Ne comparons pas émiettement et trame serrée. Ne confondons pas viande hachée et steak saignant que servent les meilleures cuisines politiques du pays, même à proximité d’un lac sacré. Serions-nous encore au lendemain du 7 novembre 2019 et d’une énième déculottée électorale, que nous aurions pu encore croire en l’infime possibilité d’une alliance anti-MSM digne de ce nom.

Qu’avons-nous fait depuis sinon régresser de semaine en semaine, en tolérant d’inacceptables guéguerres et autres nouveaux déchirements d’opposants encroûtés dans leur ego surdimensionné, vivant sur des nuages d’avant le 11 juin 1982. N’importe quel amateur de football télévisé et donc mondial, puisque ce sport ne se pratique plus ou presque à Maurice, vous dira que c’est à la veille des rencontres les plus cruciales que les meilleures équipes s’entredéchirent, entre autres parce que le capitanat est attribué à X au lieu de l’être à Z.

Jusqu’au prochain Nomination Day, la zizanie minera notre opposition tellement fantomatique comme jamais auparavant. Sommes-nous sûrs que chaque pilier de l’opposition sera capable de résister à un clin d’œil de Pinocchio l’invitant à prendre place dans le gruyère ministériel ? Tout pilier séduit et partant affaiblira d’autant l’opposition déjà fragilisée.
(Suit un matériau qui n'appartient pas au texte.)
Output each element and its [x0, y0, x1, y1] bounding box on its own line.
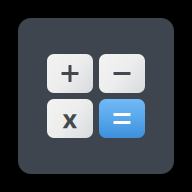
- button[interactable]: Equals: [99, 99, 145, 138]
- staticText: x: [62, 102, 78, 135]
- button[interactable]: Subtract: [99, 54, 145, 93]
- button[interactable]: Multiply: [47, 99, 93, 138]
- button[interactable]: Add: [47, 54, 93, 93]
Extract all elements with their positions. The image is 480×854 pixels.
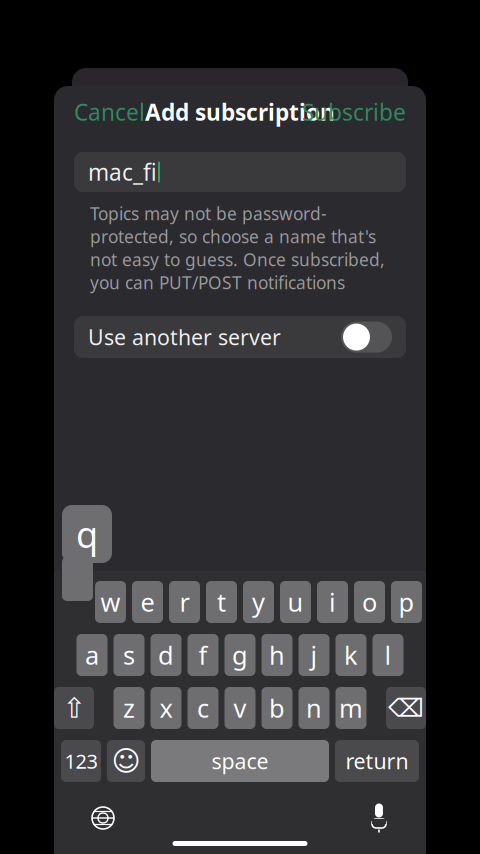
button[interactable]: a [76,634,108,676]
button[interactable]: g [224,634,256,676]
button[interactable]: 123 [61,740,101,782]
staticText: n [306,691,322,725]
button[interactable]: v [224,687,256,729]
button[interactable]: l [372,634,404,676]
staticText: Cancel [74,97,145,127]
button[interactable]: b [262,687,292,729]
button[interactable]: x [150,687,182,729]
button[interactable]: Subscribe [286,87,422,137]
staticText: q [76,510,98,558]
button[interactable]: i [317,581,348,623]
button[interactable]: n [298,687,330,729]
staticText: l [384,638,392,672]
staticText: u [288,585,304,619]
button[interactable]: Shift [54,687,94,729]
button[interactable]: h [262,634,292,676]
button[interactable]: o [354,581,385,623]
staticText: Add subscription [145,97,335,127]
staticText: a [85,638,99,672]
button[interactable]: s [114,634,144,676]
staticText: h [269,638,285,672]
button[interactable]: d [150,634,182,676]
staticText: e [140,585,154,619]
button[interactable]: p [391,581,422,623]
button[interactable]: m [336,687,366,729]
staticText: o [362,585,377,619]
button[interactable]: f [188,634,218,676]
button[interactable]: Delete [386,687,426,729]
staticText: mac_fi [88,157,157,187]
staticText: k [344,638,358,672]
button[interactable]: k [336,634,366,676]
staticText: d [158,638,174,672]
staticText: t [217,585,226,619]
button[interactable]: j [298,634,330,676]
button[interactable]: e [132,581,163,623]
staticText: p [398,585,414,619]
staticText: space [212,747,268,775]
button[interactable]: space [151,740,329,782]
button[interactable]: mac_fi [74,152,406,192]
button[interactable]: Emoji [107,740,145,782]
button[interactable]: z [114,687,144,729]
staticText: Use another server [88,323,281,351]
button[interactable]: r [169,581,200,623]
button[interactable]: w [95,581,126,623]
button[interactable]: u [280,581,311,623]
button[interactable]: Dictation [358,795,400,841]
button[interactable]: c [188,687,218,729]
staticText: Subscribe [302,97,406,127]
staticText: x [160,691,172,725]
staticText: w [100,585,120,619]
staticText: ⇧ [62,692,86,724]
staticText: f [198,638,208,672]
staticText: ☺ [112,745,140,777]
staticText: b [269,691,285,725]
button[interactable]: t [206,581,237,623]
button[interactable]: Use another server [74,316,406,358]
button[interactable]: y [243,581,274,623]
staticText: s [123,638,135,672]
staticText: c [197,691,209,725]
staticText: 123 [64,748,98,774]
staticText: Topics may not be password-protected, so… [90,202,385,294]
button[interactable]: Next keyboard [80,795,126,841]
staticText: v [234,691,246,725]
staticText: z [123,691,135,725]
staticText: ⌫ [388,694,424,722]
staticText: g [232,638,248,672]
staticText: y [252,585,265,619]
button[interactable]: return [335,740,419,782]
staticText: j [310,638,318,672]
staticText: r [180,585,190,619]
staticText: i [329,585,336,619]
staticText: m [339,691,363,725]
staticText: return [346,747,408,775]
button[interactable]: Cancel [58,87,161,137]
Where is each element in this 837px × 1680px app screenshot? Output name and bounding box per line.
Le mal sera d’autant plus grand que le traître aura droit à moult propagandes télévisées pour vomir sur ses anciens compagnons de lutte, sur les guerres de tranchée minant une opposition de pacotille.

Le pire est à venir et nous sommes tellement veules, tellement collabos, pour reprendre l’insulte si bien trouvée par Ananda Devi Nursimooloo-Anenden pour décrire la bassesse de deux femmes ministres anglaises, voulant se blanchir l’épiderme (plutôt coloré) en expulsant du Royaume-Désuni des immigrants, ressemblant tellement à leurs ancêtres. De quoi penser aux Mauriciens qui veulent expulser les Bangladais de cette terre d’accueil séculaire qu’est notre pays.

* En l’absence de sondages d’opinion fiables, des questions subsistent quant à l’accueil que réserveront les militants et les travaillistes à une nouvelle alliance entre Navin Ramgoolam et Paul Bérenger, et si elle produira les mêmes effets et le même résultat que celle de 2014. Votre opinion?

A qui devons-nous cette absence de sondages d’opinion fiables sinon à ceux qui en ont le plus besoin ? Autrement dit nos partis d’opinion.

D’aucuns diront que l’opposition n’a pas de sous pour financer ces sondages d’opinion. Faux débats. Il leur suffit d’interroger leur base avec l’honnêteté voulue pour savoir s’ils ont la cote ou s’ils perdent le terrain pouce par pouce.

D’aucuns ajouteront encore plus perfidement que nos partis d’opposition n’ont peut-être plus de base. Il convient alors de tirer l’échelle. Que vaut un parti sans base ? Qui voudra recruter un helper sans corps pour soutenir sa tête ?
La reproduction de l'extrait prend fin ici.